Thursday, May 28, 2015

Extraordinary Means by Robyn Schneider

Title: Extraordinary Means
Author: Robyn Schneider
Publisher: Katherine Tegen Books
Release Date: May 26, 2015
Source: ARC from Publisher
Buy the Book: Amazon / Book Depository / Indigo
From the author of The Beginning of Everything: two teens with a deadly disease fall in love on the brink of a cure.

At seventeen-overachieving Lane finds himself at Latham House, a sanatorium for teens suffering from an incurable strain of tuberculosis. Part hospital and part boarding school, Latham is a place of endless rules and confusing rituals, where it’s easier to fail breakfast that it is to flunk French.

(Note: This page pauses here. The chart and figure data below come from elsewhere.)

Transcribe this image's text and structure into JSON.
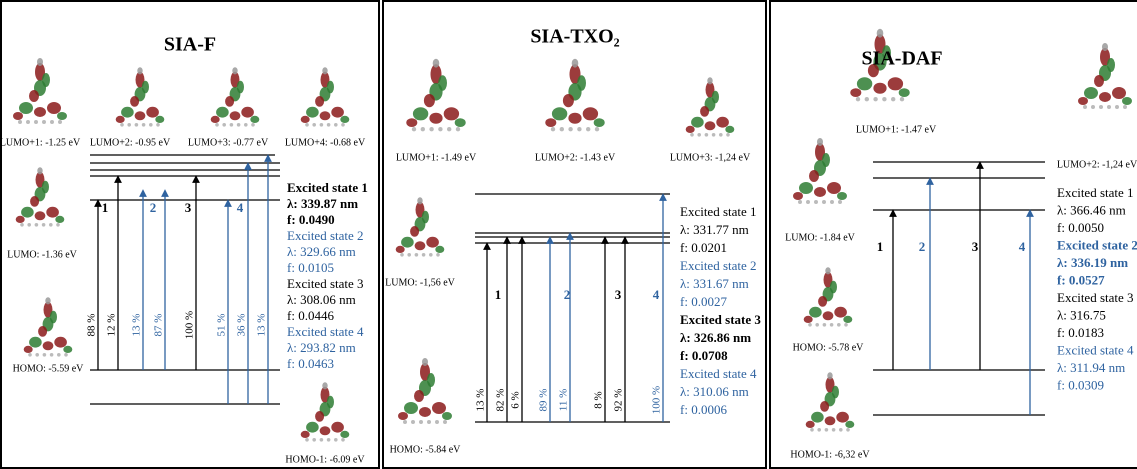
{
  "panels": [
    {
      "title": "SIA-F",
      "orbitals": [
        "LUMO+1: -1.25 eV",
        "LUMO+2: -0.95 eV",
        "LUMO+3: -0.77 eV",
        "LUMO+4: -0.68 eV",
        "LUMO: -1.36 eV",
        "HOMO: -5.59 eV",
        "HOMO-1: -6.09 eV"
      ],
      "transitions": [
        "1",
        "2",
        "3",
        "4"
      ],
      "percentages": [
        "88 %",
        "12 %",
        "13 %",
        "87 %",
        "100 %",
        "51 %",
        "36 %",
        "13 %"
      ],
      "states": [
        [
          "Excited state 1",
          "λ: 339.87 nm",
          "f: 0.0490"
        ],
        [
          "Excited state 2",
          "λ: 329.66 nm",
          "f: 0.0105"
        ],
        [
          "Excited state 3",
          "λ: 308.06 nm",
          "f: 0.0446"
        ],
        [
          "Excited state 4",
          "λ: 293.82 nm",
          "f: 0.0463"
        ]
      ]
    },
    {
      "title": "SIA-TXO₂",
      "orbitals": [
        "LUMO+1: -1.49 eV",
        "LUMO+2: -1.43 eV",
        "LUMO+3: -1,24 eV",
        "LUMO: -1,56 eV",
        "HOMO: -5.84 eV"
      ],
      "transitions": [
        "1",
        "2",
        "3",
        "4"
      ],
      "percentages": [
        "13 %",
        "82 %",
        "6 %",
        "89 %",
        "11 %",
        "8 %",
        "92 %",
        "100 %"
      ],
      "states": [
        [
          "Excited state 1",
          "λ: 331.77 nm",
          "f: 0.0201"
        ],
        [
          "Excited state 2",
          "λ: 331.67 nm",
          "f: 0.0027"
        ],
        [
          "Excited state 3",
          "λ: 326.86 nm",
          "f: 0.0708"
        ],
        [
          "Excited state 4",
          "λ: 310.06 nm",
          "f: 0.0006"
        ]
      ]
    },
    {
      "title": "SIA-DAF",
      "orbitals": [
        "LUMO+1: -1.47 eV",
        "LUMO+2: -1,24 eV",
        "LUMO: -1.84 eV",
        "HOMO: -5.78 eV",
        "HOMO-1: -6,32 eV"
      ],
      "transitions": [
        "1",
        "2",
        "3",
        "4"
      ],
      "percentages": [],
      "states": [
        [
          "Excited state 1",
          "λ: 366.46 nm",
          "f: 0.0050"
        ],
        [
          "Excited state 2",
          "λ: 336.19 nm",
          "f: 0.0527"
        ],
        [
          "Excited state 3",
          "λ: 316.75",
          "f: 0.0183"
        ],
        [
          "Excited state 4",
          "λ: 311.94 nm",
          "f: 0.0309"
        ]
      ]
    }
  ]
}
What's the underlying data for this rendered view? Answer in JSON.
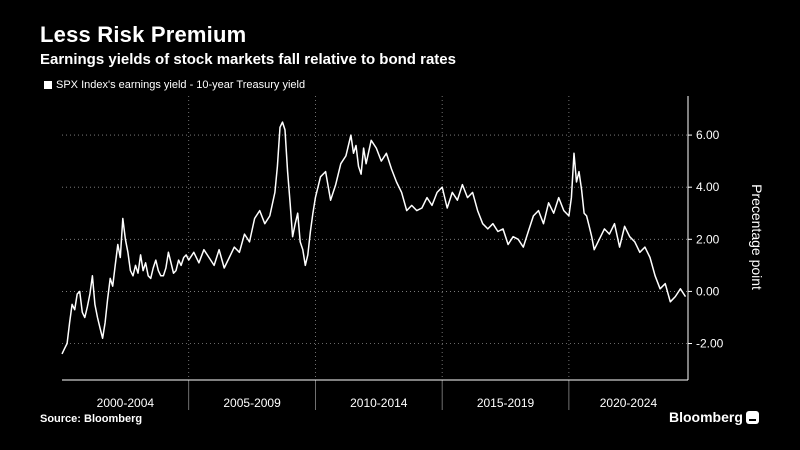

There, Lane encountered a girl he knew years ago. Instead of the shy loner he remembers, Sadie has transformed. At Latham, she is sarcastic, fearless, and utterly compelling. Her friends, a group of eccentric troublemakers, fascinate Lane, who has never stepped out of bounds his whole life. And as he gradually becomes one of them, Sadie shows him their secrets: how to steal internet, how to sneak into town, and how to disable the med sensors they must wear at all times.

But there are consequences to having secrets, particularly at Latham House. And as Lane and Sadie begin to fall in love and their group begins to fall sicker, their insular world threatens to come crashing down. Told in alternating points of view, Extraordinary Means is a darkly funny story about doomed friendships, first love, and the rare miracle of second chances.

Robyn Schneider’s debut, The Beginning of Everything, was one of my favourite reads when it came out in 2013. So Extraordinary Means was pretty high on my list of 2015 books I was anticipating. And this touching and heartbreaking story completely lived up to my expectations. 

Lane has spent the first seventeen years of his life planning for his future, always striving to be the best to ensure that his future is set. What Lane never planned for was becoming infected with an incurable strain of tuberculosis and being sent to a sanatorium for teens as a result. When he gets to Latham House, Lane quickly realizes that things are completely different and goes from always being at the top of his class to not understanding most of what is happening around him. But there is one upside to Latham House: Sadie. But Sadie isn’t the same girl Lane knew from summer camp when they were thirteen. At Latham, Sadie is part of a group of friends determined to push all the boundaries the sanatorium imposes on them. Lane is immediately drawn to Sadie and her friends, wanting, for once, to feel like part of the group. Before long, Lane and Sadie begin to fall in love while everyone around them continues to get sicker, and their world threatens to come crashing down around them. But what if second chances and a cure are possible?

Based on the emotional wringer I was put through while reading The Beginning of Everything, I was prepared for Robyn Schneider to basically break my heart with Extraordinary Means. I mean, this is a story about teens being sent away to boarding school-like institutions because they need to be quarantined. Sounds like the perfect premise for a happily ever after. Or not. But even knowing that going in, and having seen some of my friends’ reactions upon finishing the book, I still don’t think I was fully prepared for what this book did to me. This story started out sort of quiet. Or as quietly as a story about teens with an incurable illness can start. But then it sort of crept up on me. Though I don’t know that “crept up” is necessarily the right way to put it because I had a pretty good idea that this was going to happen to me while reading. Before too long, I was completely sucked into the story, with the characters worming their way into my heart and there was very little I could do about it. And that’s when I started worrying about what Extraordinary Means was going to do to my heart by that time I finished it. So when the punches started coming it was painful, but it was such a beautifully written story that it didn’t hurt too much. That doesn’t still mean I wasn’t bawling by the time I finished the book. Because I totally was. The last couple chapters were pretty hard to read through all the tears. But that’s what Lane, Sadie and their friends will do to you.

Robyn Schneider knows how write characters that leap off the page. This is something I loved about her debut, and I loved it again with Extraordinary Means. Even the characters who weren’t constantly at the forefront of the story felt real and fully formed. They all had something that defined them and made them feel that much more real while I was reading. Obviously this was true of Lane and Sadie. And I loved both of them and both of them had an interesting arc throughout the story. For Lane, it was finally feeling like he was part of something and living his life as opposed to just doing what was expected of him, while for Sadie it was about accepting that her life would continue even once she was able to leave Latham House. And that meant they were great for each other. Sadie helped Lane live his life instead of just achieve the next goal and he was able to make her see everything they could be outside the walls of Latham. Seeing them together made my heart happy but also caused me to worry a lot about what Robyn Schneider had in store for them and how my heart would react to that. And everything I felt about Lane and Sadie, I also felt about Nick, Marina and Charlie, the rest of their crew. Together, those five were responsible for a lot of tears. But in a way, it was really worth it to get to read their story.

Robyn Schneider wrote an absolutely beautiful, and at times heartbreaking, story in Extraordinary Means. Despite being about teens with tuberculosis, this story is not about sickness and death. It’s about living and what to do when life decides to give you a second chance.